The text part carries the instructions, the file parts carry the source material.

This collapses three input types into one route. Paste text, upload a PDF, snap photos of a textbook page. The route builds a QuizPart[] array, the quiz module turns each part into the right content element, the model handles the rest. Adding the photo upload feature was an afternoon of frontend work because the backend already knew what to do with images.

Page slicing still happens, just earlier

The old pipeline ran pdf-parse with a page range. The new one slices the PDF buffer with pdf-lib before sending it to the model. Free users get 3 pages, paid users get 30. The slice happens server-side based on the user’s plan and the start and end page they typed in. The model sees a smaller PDF.

const sliced = await slicePdf(pdfBuffer, {
  startPage: 2,
  endPage: 5,
  maxPages: user.subscriptionStatus === 'free' ? 3 : 30,
});

The clamping logic is the boring kind of code that turns out to be load-bearing. If start is greater than end, swap them. If end is past the document, clamp it. If the requested range exceeds the plan limit, truncate from the end. None of this is interesting until you skip it and a free user uploads a 200 page textbook.

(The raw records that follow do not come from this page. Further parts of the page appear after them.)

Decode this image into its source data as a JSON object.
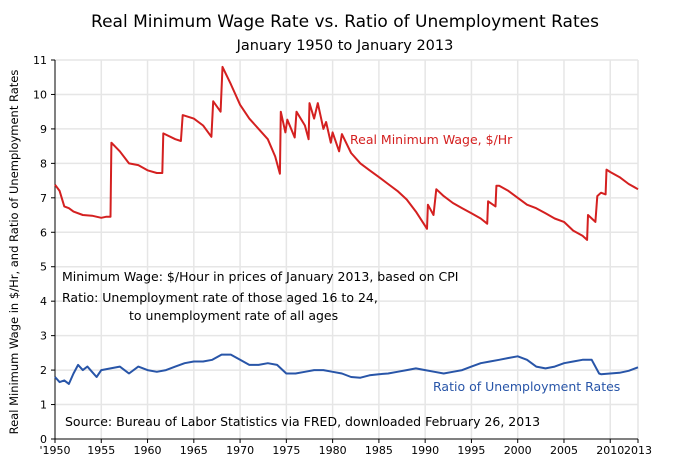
{
  "chart_data": {
    "type": "line",
    "title": "Real Minimum Wage Rate vs. Ratio of Unemployment Rates",
    "subtitle": "January 1950 to January 2013",
    "xlabel": "",
    "ylabel": "Real Minimum Wage in $/Hr, and Ratio of Unemployment Rates",
    "xlim": [
      1950,
      2013
    ],
    "ylim": [
      0,
      11
    ],
    "grid": true,
    "x_ticks": [
      1950,
      1955,
      1960,
      1965,
      1970,
      1975,
      1980,
      1985,
      1990,
      1995,
      2000,
      2005,
      2010,
      2013
    ],
    "x_tick_labels": [
      "'1950",
      "1955",
      "1960",
      "1965",
      "1970",
      "1975",
      "1980",
      "1985",
      "1990",
      "1995",
      "2000",
      "2005",
      "2010",
      "2013"
    ],
    "y_ticks": [
      0,
      1,
      2,
      3,
      4,
      5,
      6,
      7,
      8,
      9,
      10,
      11
    ],
    "y_tick_labels": [
      "0",
      "1",
      "2",
      "3",
      "4",
      "5",
      "6",
      "7",
      "8",
      "9",
      "10",
      "11"
    ],
    "annotations": [
      "Minimum Wage:  $/Hour in prices of January 2013, based on CPI",
      "Ratio:  Unemployment rate of those aged 16 to 24,",
      "to unemployment rate of all ages",
      "Source:  Bureau of Labor Statistics via FRED, downloaded February 26, 2013"
    ],
    "series": [
      {
        "name": "Real Minimum Wage, $/Hr",
        "color": "#d42020",
        "x": [
          1950.0,
          1950.5,
          1951,
          1951.5,
          1952,
          1953,
          1954,
          1955,
          1955.5,
          1956.0,
          1956.1,
          1957,
          1958,
          1959,
          1960,
          1961,
          1961.6,
          1961.7,
          1963,
          1963.6,
          1963.8,
          1965,
          1966,
          1966.9,
          1967.1,
          1967.9,
          1968.1,
          1969,
          1970,
          1971,
          1972,
          1973,
          1973.8,
          1974.3,
          1974.4,
          1974.9,
          1975.1,
          1975.9,
          1976.1,
          1977,
          1977.4,
          1977.5,
          1978,
          1978.4,
          1979,
          1979.3,
          1979.8,
          1980,
          1980.7,
          1981,
          1982,
          1983,
          1984,
          1985,
          1986,
          1987,
          1988,
          1989,
          1990.2,
          1990.3,
          1990.9,
          1991.2,
          1992,
          1993,
          1994,
          1995,
          1996,
          1996.7,
          1996.8,
          1997.6,
          1997.7,
          1998,
          1999,
          2000,
          2001,
          2002,
          2003,
          2004,
          2005,
          2006,
          2007,
          2007.5,
          2007.6,
          2008.4,
          2008.6,
          2009,
          2009.5,
          2009.6,
          2010,
          2011,
          2012,
          2013
        ],
        "y": [
          7.38,
          7.2,
          6.75,
          6.7,
          6.6,
          6.5,
          6.48,
          6.42,
          6.45,
          6.45,
          8.6,
          8.35,
          8.0,
          7.95,
          7.8,
          7.72,
          7.72,
          8.87,
          8.7,
          8.65,
          9.4,
          9.3,
          9.1,
          8.77,
          9.8,
          9.5,
          10.8,
          10.3,
          9.7,
          9.3,
          9.0,
          8.7,
          8.2,
          7.7,
          9.5,
          8.9,
          9.27,
          8.75,
          9.5,
          9.1,
          8.7,
          9.75,
          9.3,
          9.75,
          9.0,
          9.2,
          8.6,
          8.9,
          8.35,
          8.85,
          8.3,
          8.0,
          7.8,
          7.6,
          7.4,
          7.2,
          6.95,
          6.6,
          6.1,
          6.8,
          6.5,
          7.25,
          7.05,
          6.85,
          6.7,
          6.55,
          6.4,
          6.25,
          6.9,
          6.75,
          7.35,
          7.35,
          7.2,
          7.0,
          6.8,
          6.7,
          6.55,
          6.4,
          6.3,
          6.05,
          5.9,
          5.78,
          6.5,
          6.3,
          7.05,
          7.15,
          7.1,
          7.82,
          7.75,
          7.6,
          7.4,
          7.25
        ]
      },
      {
        "name": "Ratio of Unemployment Rates",
        "color": "#2855a8",
        "x": [
          1950,
          1950.5,
          1951,
          1951.5,
          1952,
          1952.5,
          1953,
          1953.5,
          1954,
          1954.5,
          1955,
          1956,
          1957,
          1958,
          1959,
          1960,
          1961,
          1962,
          1963,
          1964,
          1965,
          1966,
          1967,
          1968,
          1969,
          1970,
          1971,
          1972,
          1973,
          1974,
          1975,
          1976,
          1977,
          1978,
          1979,
          1980,
          1981,
          1982,
          1983,
          1984,
          1985,
          1986,
          1987,
          1988,
          1989,
          1990,
          1991,
          1992,
          1993,
          1994,
          1995,
          1996,
          1997,
          1998,
          1999,
          2000,
          2001,
          2002,
          2003,
          2004,
          2005,
          2006,
          2007,
          2008,
          2008.8,
          2009,
          2010,
          2011,
          2012,
          2013
        ],
        "y": [
          1.8,
          1.65,
          1.7,
          1.6,
          1.9,
          2.15,
          2.0,
          2.1,
          1.95,
          1.8,
          2.0,
          2.05,
          2.1,
          1.9,
          2.1,
          2.0,
          1.95,
          2.0,
          2.1,
          2.2,
          2.25,
          2.25,
          2.3,
          2.45,
          2.45,
          2.3,
          2.15,
          2.15,
          2.2,
          2.15,
          1.9,
          1.9,
          1.95,
          2.0,
          2.0,
          1.95,
          1.9,
          1.8,
          1.78,
          1.85,
          1.88,
          1.9,
          1.95,
          2.0,
          2.05,
          2.0,
          1.95,
          1.9,
          1.95,
          2.0,
          2.1,
          2.2,
          2.25,
          2.3,
          2.35,
          2.4,
          2.3,
          2.1,
          2.05,
          2.1,
          2.2,
          2.25,
          2.3,
          2.3,
          1.9,
          1.88,
          1.9,
          1.92,
          1.98,
          2.08
        ]
      }
    ]
  }
}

Image moderation goes upstream of the quiz call

User-uploaded photos need a content check. The model itself will refuse explicit content, but you have already paid for the input tokens by the time it refuses, and the error UX is bad. The fix is OpenAI’s omni-moderation-latest endpoint. It is free, accepts images, and runs in a single request that batches every uploaded image at once.

const moderation = await openai.moderations.create({
  model: 'omni-moderation-latest',
  input: images.map(img => ({
    type: 'image_url',
    image_url: { url: `data:${img.mime};base64,${img.buffer.toString('base64')}` },
  })),
});

If anything flags, the request 400s before the quiz call ever happens. Categories come back specific enough to tell the user which image was rejected and why.

I run this fail-closed. If the moderation endpoint itself errors, the request fails. Blocking legitimate uploads during a moderation outage is a worse outcome than letting flagged content reach the model behind it.

What changed

The new pipeline is shorter and should handle PDFs the old one mangled, including diagrams, equations, and unusual layouts. Photos work for free.

Run the numbers on whatever model tier you are using. If it is nano-class, the cost story has probably already been answered for you.